New opinions are always suspected, and usually opposed, without any other reason but because they are not already common.

[Dedicatory Epistle]

The commonwealth of learning is not at this time without master-builders, whose mighty designs, in advancing the sciences, will leave lasting monuments to the admiration of posterity… in an age that produces such masters as the great Huygenius and the incomparable Mr Newton…’tis ambition enough to be employed as an under-labourer in clearing ground a little, and removing some of the rubbish that lies in the way of knowledge.

[Epistle to the Reader]

General propositions are seldom mentioned in the huts of Indians: much less are they to found in the thoughts of children.
[Book 1, Chapter 2, Section 11.]

Let us suppose the mind to be, as we say, white paper, void of all characters, without any ideas; how comes it to be furnished? Whence comes it by that vast store which the busy and boundless fancy of man has painted on it with an almost endless variety? Whence has it all the materials of reason and knowledge? To this I answer, in one word, from experience.

[Book 2, Chapter 1, Section 2.]

Nature never makes excellent things for mean or no uses.

[Book 2, Chapter 1, Section 15.]

No man’s knowledge here can go beyond his experience.

[Book 2, Chapter 1, Section 19.]

It is one thing to show a man that he is in an error, and another to put him in possession of truth.

[Book 4, Chapter 7, Section 11.]

There are very few lovers of truth, for truth-sake, even among those who persuade themselves that they are so. How a man may know, whether he be so, in earnest, is worth enquiry; and I think, there is this one unerring mark of it, viz. the not entertaining any proposition with greater assurance than the proof it is built on will warrant. Whoever goes beyond this measure of assent, it is plain, receives not truth in the love of it, loves not truth for truth-sake, but for some other byend.

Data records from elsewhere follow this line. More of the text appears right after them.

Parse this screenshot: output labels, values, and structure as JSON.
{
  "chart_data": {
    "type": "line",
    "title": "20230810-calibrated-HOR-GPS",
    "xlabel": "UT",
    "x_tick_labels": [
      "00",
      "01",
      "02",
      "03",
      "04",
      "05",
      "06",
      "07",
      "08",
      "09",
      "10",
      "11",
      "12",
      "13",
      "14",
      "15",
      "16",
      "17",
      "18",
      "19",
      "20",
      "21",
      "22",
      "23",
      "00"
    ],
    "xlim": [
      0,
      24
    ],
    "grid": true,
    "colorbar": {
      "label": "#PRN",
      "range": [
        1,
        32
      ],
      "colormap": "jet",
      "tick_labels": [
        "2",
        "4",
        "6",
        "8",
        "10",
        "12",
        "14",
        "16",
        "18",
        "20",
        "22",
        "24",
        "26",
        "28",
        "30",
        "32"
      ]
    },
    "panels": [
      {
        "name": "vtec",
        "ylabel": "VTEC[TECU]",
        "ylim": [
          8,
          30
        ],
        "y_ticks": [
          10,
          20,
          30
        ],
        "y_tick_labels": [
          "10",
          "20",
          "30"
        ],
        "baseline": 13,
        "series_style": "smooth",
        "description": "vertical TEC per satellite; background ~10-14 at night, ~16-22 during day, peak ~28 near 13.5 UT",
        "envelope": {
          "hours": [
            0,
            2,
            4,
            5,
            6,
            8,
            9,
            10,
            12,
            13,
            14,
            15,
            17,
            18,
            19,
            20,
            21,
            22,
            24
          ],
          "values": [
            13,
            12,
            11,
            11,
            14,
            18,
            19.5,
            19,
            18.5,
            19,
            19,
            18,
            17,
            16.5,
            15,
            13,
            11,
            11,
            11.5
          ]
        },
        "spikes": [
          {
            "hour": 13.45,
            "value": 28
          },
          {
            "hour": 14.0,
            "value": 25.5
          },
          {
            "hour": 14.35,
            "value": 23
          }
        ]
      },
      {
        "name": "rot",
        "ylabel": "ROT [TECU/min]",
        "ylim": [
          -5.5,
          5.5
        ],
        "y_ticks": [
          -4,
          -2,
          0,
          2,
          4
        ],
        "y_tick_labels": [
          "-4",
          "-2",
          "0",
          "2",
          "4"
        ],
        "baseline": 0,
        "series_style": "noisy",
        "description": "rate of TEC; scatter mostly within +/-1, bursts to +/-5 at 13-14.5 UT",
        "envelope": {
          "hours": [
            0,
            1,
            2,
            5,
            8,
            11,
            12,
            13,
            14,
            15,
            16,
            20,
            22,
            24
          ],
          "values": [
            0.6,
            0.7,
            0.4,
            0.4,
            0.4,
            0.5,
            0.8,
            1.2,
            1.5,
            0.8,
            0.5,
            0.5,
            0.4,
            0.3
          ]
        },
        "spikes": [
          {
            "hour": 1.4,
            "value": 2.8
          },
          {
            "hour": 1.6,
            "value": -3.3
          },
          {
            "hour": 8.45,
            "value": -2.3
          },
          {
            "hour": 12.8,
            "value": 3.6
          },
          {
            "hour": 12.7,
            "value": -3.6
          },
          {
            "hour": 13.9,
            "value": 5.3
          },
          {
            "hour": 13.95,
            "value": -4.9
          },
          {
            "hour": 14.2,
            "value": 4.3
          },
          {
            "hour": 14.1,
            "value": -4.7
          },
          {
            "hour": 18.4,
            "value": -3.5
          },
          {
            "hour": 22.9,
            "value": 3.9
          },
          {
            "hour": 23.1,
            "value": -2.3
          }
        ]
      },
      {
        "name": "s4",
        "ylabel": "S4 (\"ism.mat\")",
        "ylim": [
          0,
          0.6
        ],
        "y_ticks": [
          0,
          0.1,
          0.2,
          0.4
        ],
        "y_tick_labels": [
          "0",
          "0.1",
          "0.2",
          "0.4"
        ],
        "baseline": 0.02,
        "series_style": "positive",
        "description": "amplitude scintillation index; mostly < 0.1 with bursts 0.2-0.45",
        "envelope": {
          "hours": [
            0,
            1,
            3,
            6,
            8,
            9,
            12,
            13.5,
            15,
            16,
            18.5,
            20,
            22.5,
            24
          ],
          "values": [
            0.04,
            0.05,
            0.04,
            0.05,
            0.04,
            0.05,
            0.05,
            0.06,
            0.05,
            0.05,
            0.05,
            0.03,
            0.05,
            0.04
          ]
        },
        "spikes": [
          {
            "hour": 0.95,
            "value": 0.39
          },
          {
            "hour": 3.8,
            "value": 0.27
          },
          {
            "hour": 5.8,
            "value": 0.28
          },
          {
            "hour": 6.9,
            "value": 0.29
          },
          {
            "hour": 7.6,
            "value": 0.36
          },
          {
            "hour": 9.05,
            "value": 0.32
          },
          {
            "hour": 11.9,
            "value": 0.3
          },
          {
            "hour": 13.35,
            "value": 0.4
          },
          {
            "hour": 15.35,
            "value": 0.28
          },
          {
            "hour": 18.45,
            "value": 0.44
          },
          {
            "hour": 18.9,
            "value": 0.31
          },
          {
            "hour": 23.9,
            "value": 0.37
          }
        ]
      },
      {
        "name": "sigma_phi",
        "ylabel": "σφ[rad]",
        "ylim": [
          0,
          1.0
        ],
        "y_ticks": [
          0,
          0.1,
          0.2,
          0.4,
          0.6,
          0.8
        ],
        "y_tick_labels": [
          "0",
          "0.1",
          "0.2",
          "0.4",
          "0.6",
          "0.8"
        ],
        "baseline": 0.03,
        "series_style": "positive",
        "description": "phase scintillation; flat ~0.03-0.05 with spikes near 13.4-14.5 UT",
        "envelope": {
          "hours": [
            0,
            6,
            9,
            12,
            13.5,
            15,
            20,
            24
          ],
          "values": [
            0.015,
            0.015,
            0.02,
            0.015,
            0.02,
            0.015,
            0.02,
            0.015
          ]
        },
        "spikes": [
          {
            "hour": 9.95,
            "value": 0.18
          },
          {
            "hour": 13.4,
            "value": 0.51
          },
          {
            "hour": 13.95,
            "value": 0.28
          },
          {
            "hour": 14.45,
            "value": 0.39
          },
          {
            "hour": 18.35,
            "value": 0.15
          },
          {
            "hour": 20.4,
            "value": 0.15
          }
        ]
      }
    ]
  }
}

[Book 4, Chapter 19, Section 1.]

Reason is natural revelation, whereby the eternal Father of light, and fountain of all knowledge communicates to mankind that portion of truth which he has laid within the reach of their natural faculties.

[Book 4, Chapter 19, Section 4.]

Crooked things may be as stiff and unflexible as straight: and men may be as positive in error as in truth.

[Book 4, Chapter 19, Section 11.]

All men are liable to error; and most men are, in many points, by passion or interest, under temptation to it.

[Book 4, Chapter 20, Section 17.]

Second Treatise of Government [1690]

Whatsoever…[person] removes out of the state that nature hath provided and left it in, he hath mixed his labour with, and joined to it something that is his own, and thereby makes it his property.

[Chapter 5, Section 27.]

In the beginning all the World was America.

[Chapter 5, Section 49.]

[That] ill deserves the name of confinement which hedges us in only from bogs and precipices. So that, however it may be mistaken, the end of law is, not to abolish or restrain, but to preserve and enlarge freedom.

[Chapter 6, Section 57.]

Man…hath by nature a power…to preserve his property—that is, his life, liberty, and estate—against the injuries and attempts of other men.

[Chapter 7, Section 87.]

Man being…by nature all free, equal, and independent, no one can be put out of this estate, and subjected to the political power of another, without his own consent.

[Chapter 8, Section 95.]

The only way by which any one divests himself of his natural liberty and puts on the bonds of civil society is by agreeing with other men to join and unite into a community.

[Chapter 8, Section 95.]

The great and chief end…of men uniting into commonwealths, and putting themselves under government, is the preservation of their property.

[Chapter 9, Section 124.]

This power to act according to discretion for the public good, without the prescription of the law, and sometimes even against it, is that which is called prerogative.

[Chapter 14, Section 160.]

Wherever Law ends, Tyranny begins.

[Chapter 18, Section 202.]

Some Thoughts Concerning Education [1693]

A sound mind in a sound body, is a short but full description of a happy state in this world.

[Section 1.]

The rod, which is the only instrument of government that tutors generally know, or ever think of, is the most unfit of any to be used in education.

[Section 47.]

Good and evil, reward and punishment, are the only motives to a rational creature: these are the spur and reins whereby all mankind are set on work, and guided.

[Section 54.]

He that will have his son have a respect for him and his orders, must himself have a great reverence for his son.

[Section 65.]

Virtue is harder to be got than a knowledge of the world; and, if lost in a young man, is seldom recovered.

[Section 70.]

The only fence against the world is a thorough knowledge of it.

[Section 88.]

You would think him a very foolish fellow, that should not value a virtuous, or a wise man, infinitely before a great scholar.